Using OpenCV and Tesseract for OCR on Image ROIs

Click the above “Beginner’s Visual Learning” to choose to add a bookmark or “pin

Important information delivered immediately

Using OpenCV and Tesseract for OCR on Image ROIs

In this article, we will apply OCR on the selected region of an image using OpenCV. By the end of this article, we will be able to apply automatic orientation correction to the input image, select the region of interest, and apply OCR to the selected area.

This article is based on Python 3.x and assumes that we have installed Pytesseract and OpenCV. Pytesseract is a Python wrapper library that uses the Tesseract engine for OCR. Therefore, if we have not installed the Tesseract engine, please download and install it from https://github.com/UB-Mannheim/tesseract/wiki and properly set the TESSDATA_PREFIX environment variable and the path variable.

Diving into the code, let’s start by importing the required libraries:

# Importing necessary libraries
import numpy as np
import cv2
import math
from scipy import ndimage
import pytesseract

Now, let’s read the image file into Python using OpenCV’s imread() method.

IMAGE_FILE_LOCATION = "test_image.jpg"  # Photo by Amanda Jones on Unsplash
input_img = cv2.imread(IMAGE_FILE_LOCATION)  # image read

Using OpenCV and Tesseract for OCR on Image ROIs

Before directly extracting the region of interest, let’s check its orientation, as we often notice that the orientation of documents or images is incorrect, leading to poor OCR results.
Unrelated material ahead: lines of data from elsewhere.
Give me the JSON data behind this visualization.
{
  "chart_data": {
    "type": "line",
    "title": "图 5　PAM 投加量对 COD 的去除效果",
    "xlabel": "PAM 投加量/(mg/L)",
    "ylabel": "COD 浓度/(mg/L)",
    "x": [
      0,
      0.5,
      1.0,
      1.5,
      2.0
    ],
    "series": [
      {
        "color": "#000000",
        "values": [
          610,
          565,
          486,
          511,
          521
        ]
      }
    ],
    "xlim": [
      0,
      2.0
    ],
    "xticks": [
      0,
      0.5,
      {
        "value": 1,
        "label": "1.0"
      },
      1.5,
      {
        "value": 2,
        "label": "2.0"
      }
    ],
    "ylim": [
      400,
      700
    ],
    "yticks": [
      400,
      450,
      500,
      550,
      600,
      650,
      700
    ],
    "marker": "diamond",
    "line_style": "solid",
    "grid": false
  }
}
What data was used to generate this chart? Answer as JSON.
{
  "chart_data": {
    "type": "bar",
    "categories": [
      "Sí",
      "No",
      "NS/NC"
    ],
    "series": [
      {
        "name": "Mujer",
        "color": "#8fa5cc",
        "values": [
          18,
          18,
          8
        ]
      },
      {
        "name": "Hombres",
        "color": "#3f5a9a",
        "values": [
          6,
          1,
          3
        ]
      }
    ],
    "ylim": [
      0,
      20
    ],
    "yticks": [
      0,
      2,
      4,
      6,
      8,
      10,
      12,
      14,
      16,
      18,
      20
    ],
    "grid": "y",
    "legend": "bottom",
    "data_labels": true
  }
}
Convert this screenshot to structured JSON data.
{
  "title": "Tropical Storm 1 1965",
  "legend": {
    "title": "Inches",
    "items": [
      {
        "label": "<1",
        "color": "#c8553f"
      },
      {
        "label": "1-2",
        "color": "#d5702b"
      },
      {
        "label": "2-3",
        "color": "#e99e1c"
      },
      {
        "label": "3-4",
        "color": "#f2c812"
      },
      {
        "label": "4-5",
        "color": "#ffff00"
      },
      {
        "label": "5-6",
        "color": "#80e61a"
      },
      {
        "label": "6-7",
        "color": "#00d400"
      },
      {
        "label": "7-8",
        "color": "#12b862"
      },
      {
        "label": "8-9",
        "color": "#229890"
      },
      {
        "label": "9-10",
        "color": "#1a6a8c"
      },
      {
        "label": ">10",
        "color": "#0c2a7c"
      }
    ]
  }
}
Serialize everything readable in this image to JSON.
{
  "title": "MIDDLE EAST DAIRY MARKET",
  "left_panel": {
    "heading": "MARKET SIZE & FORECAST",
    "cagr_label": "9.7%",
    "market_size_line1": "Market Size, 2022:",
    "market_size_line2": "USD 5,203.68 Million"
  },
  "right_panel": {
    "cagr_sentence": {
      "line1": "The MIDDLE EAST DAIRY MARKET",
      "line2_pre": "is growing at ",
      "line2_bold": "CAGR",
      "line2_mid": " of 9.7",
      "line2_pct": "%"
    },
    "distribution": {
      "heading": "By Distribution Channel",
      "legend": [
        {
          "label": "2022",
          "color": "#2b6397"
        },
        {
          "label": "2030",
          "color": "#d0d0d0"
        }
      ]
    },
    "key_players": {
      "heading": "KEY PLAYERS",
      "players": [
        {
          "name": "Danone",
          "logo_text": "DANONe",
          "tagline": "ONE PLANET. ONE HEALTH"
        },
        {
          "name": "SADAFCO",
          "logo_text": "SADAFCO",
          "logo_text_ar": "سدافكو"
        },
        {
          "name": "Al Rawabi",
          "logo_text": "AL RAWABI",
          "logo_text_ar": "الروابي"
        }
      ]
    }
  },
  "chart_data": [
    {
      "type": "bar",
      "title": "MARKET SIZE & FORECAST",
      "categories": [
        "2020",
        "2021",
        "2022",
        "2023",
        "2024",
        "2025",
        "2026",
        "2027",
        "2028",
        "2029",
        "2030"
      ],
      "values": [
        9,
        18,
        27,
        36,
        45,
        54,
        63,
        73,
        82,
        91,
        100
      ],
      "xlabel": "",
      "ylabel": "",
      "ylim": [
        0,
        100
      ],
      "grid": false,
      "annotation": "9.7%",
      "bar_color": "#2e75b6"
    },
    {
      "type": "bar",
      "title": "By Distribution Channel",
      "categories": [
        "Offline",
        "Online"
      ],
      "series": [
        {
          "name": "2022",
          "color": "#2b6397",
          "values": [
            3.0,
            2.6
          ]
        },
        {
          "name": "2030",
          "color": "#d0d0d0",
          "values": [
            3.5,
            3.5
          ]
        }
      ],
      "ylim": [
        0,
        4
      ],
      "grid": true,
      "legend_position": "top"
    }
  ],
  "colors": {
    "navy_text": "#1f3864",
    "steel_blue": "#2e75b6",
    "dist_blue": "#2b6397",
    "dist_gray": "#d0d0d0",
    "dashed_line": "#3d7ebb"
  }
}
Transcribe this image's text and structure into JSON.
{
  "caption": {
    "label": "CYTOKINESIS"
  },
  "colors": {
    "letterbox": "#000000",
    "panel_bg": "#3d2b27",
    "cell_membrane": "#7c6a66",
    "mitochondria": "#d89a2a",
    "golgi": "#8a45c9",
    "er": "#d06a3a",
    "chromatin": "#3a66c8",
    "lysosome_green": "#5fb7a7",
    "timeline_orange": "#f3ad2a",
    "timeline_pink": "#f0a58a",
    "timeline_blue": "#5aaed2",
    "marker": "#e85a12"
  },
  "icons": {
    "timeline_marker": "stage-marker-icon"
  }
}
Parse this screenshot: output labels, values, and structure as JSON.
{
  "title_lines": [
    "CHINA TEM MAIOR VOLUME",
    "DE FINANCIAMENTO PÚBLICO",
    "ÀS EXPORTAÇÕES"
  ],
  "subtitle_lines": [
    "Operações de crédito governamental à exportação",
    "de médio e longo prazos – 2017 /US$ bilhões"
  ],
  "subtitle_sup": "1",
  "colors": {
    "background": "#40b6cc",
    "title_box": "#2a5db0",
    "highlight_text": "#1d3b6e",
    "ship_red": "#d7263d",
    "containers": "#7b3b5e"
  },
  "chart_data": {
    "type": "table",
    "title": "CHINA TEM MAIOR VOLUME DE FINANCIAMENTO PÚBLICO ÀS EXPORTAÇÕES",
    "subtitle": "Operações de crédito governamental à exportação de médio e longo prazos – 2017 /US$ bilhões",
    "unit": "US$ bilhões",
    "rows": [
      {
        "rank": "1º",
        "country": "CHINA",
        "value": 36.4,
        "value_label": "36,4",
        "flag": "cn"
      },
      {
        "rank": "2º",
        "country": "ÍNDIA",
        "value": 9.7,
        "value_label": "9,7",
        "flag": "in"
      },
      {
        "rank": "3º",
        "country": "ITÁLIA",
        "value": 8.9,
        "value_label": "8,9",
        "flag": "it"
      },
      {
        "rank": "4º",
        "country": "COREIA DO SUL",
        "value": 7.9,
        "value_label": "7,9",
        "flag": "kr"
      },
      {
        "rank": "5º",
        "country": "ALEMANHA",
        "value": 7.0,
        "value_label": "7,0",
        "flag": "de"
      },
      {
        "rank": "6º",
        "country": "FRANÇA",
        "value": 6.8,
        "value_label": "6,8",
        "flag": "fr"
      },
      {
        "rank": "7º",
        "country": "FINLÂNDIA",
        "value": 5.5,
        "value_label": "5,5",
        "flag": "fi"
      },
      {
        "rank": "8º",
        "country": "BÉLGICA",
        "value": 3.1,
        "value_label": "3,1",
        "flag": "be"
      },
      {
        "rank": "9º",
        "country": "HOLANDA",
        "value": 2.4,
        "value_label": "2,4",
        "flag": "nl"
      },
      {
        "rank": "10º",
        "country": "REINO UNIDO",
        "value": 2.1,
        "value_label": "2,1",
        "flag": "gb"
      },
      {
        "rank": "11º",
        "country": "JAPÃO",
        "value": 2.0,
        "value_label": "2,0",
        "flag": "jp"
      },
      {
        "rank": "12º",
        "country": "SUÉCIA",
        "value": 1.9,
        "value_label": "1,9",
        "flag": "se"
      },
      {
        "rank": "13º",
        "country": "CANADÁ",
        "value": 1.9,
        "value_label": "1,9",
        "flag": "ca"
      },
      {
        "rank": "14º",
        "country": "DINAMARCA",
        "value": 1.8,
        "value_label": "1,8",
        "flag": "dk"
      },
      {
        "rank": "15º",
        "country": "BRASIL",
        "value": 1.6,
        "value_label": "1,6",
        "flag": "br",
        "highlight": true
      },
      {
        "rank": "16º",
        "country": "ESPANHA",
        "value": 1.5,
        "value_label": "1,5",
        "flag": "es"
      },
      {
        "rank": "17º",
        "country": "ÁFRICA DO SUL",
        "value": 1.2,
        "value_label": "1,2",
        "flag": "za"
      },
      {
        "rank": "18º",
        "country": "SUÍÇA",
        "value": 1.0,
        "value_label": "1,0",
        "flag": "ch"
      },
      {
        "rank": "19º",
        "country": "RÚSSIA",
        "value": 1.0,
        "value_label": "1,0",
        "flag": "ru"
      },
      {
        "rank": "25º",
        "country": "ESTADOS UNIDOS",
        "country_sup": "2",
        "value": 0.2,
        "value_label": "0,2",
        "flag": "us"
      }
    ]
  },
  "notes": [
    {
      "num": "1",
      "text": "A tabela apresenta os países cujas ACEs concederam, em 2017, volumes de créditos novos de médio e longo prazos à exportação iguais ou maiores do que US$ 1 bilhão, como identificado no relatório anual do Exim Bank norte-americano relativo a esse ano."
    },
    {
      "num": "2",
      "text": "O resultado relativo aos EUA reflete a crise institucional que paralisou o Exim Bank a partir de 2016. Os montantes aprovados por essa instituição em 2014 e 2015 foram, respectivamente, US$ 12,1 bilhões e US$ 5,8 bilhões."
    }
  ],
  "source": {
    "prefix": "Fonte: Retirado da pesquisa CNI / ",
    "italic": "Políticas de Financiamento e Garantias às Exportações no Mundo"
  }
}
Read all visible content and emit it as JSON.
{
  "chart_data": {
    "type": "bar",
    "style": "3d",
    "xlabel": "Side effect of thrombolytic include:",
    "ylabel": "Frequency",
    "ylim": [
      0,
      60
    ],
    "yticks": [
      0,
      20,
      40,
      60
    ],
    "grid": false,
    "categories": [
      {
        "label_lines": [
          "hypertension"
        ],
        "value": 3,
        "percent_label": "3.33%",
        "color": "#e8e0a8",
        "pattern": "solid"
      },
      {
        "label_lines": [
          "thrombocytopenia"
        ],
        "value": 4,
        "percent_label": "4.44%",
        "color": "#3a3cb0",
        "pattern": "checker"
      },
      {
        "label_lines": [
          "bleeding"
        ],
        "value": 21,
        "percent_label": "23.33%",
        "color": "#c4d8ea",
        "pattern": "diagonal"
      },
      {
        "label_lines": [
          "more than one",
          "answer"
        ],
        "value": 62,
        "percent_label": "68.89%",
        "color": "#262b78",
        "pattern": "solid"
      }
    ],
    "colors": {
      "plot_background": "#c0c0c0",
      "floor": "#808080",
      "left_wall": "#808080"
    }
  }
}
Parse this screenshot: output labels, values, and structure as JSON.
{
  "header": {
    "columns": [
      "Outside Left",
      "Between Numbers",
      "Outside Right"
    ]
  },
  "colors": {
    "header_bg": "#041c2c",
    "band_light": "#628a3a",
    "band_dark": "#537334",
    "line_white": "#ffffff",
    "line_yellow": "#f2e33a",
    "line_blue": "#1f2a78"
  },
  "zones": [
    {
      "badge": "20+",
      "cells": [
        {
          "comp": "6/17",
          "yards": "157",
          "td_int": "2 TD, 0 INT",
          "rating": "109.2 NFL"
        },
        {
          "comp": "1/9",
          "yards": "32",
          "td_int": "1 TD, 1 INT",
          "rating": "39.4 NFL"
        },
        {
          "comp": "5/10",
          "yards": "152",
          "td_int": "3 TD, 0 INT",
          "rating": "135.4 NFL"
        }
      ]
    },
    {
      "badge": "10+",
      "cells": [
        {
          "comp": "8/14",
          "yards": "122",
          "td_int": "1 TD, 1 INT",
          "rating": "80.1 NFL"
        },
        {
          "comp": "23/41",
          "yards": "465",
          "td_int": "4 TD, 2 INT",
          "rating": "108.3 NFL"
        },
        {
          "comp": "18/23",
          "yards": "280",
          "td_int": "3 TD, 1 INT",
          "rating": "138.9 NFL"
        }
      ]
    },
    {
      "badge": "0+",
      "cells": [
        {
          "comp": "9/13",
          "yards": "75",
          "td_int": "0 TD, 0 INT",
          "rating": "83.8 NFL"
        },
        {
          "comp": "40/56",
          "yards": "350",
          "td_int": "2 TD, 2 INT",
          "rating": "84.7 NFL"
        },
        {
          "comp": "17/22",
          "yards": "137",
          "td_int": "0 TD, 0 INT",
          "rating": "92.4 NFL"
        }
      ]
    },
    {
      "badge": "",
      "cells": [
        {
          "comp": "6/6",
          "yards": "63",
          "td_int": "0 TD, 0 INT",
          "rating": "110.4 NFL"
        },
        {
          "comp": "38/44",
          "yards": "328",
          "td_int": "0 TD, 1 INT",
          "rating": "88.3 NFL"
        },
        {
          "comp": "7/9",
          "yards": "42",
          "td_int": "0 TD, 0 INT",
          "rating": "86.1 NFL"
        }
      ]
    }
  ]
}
So now we will adjust the orientation of the input image to ensure better OCR results.

Here, we apply two algorithms to detect the orientation of the input image: the Canny algorithm (for edge detection) and HoughLines (for line detection).

We then measure the angles of the lines and take the median of these angles to estimate the orientation angle. We will rotate the image by this median angle to convert it to the correct orientation for further steps.

Don’t worry, OpenCV can accomplish this task with just a few lines of code!

###################################################################################################### ORIENTATION CORRECTION/ADJUSTMENT
def orientation_correction(img, save_image = False):    # GrayScale Conversion for the Canny Algorithm  
    img_gray = cv2.cvtColor(img, cv2.COLOR_BGR2GRAY)     # Canny Algorithm for edge detection was developed by John F. Canny not Kennedy!! :)
    img_edges = cv2.Canny(img_gray, 100, 100, apertureSize=3)    # Using Houghlines to detect lines
    lines = cv2.HoughLinesP(img_edges, 1, math.pi / 180.0, 100, minLineLength=100, maxLineGap=5)
    # Finding angle of lines in polar coordinates
    angles = []
    for x1, y1, x2, y2 in lines[0]:
        angle = math.degrees(math.atan2(y2 - y1, x2 - x1))
        angles.append(angle)
    # Getting the median angle
    median_angle = np.median(angles)
    # Rotating the image with this median angle
    img_rotated = ndimage.rotate(img, median_angle)
    if save_image:
        cv2.imwrite('orientation_corrected.jpg', img_rotated)
    return img_rotated
#####################################################################################################
img_rotated = orientation_correction(input_img)

Using OpenCV and Tesseract for OCR on Image ROIs

Image after orientation adjustment

The next step is to extract the region of interest from the image.

Therefore, we first set up an event listener for the mouse, allowing users to select the region of interest. Here, we set two conditions: one for the left mouse button pressed and the other for the left mouse button released.

We store the starting coordinates when the left mouse button is pressed and the ending coordinates when the left mouse button is released. Then when the “enter” key is pressed, we extract the area between these starting and ending coordinates, and if “c” is pressed, we clear the coordinates.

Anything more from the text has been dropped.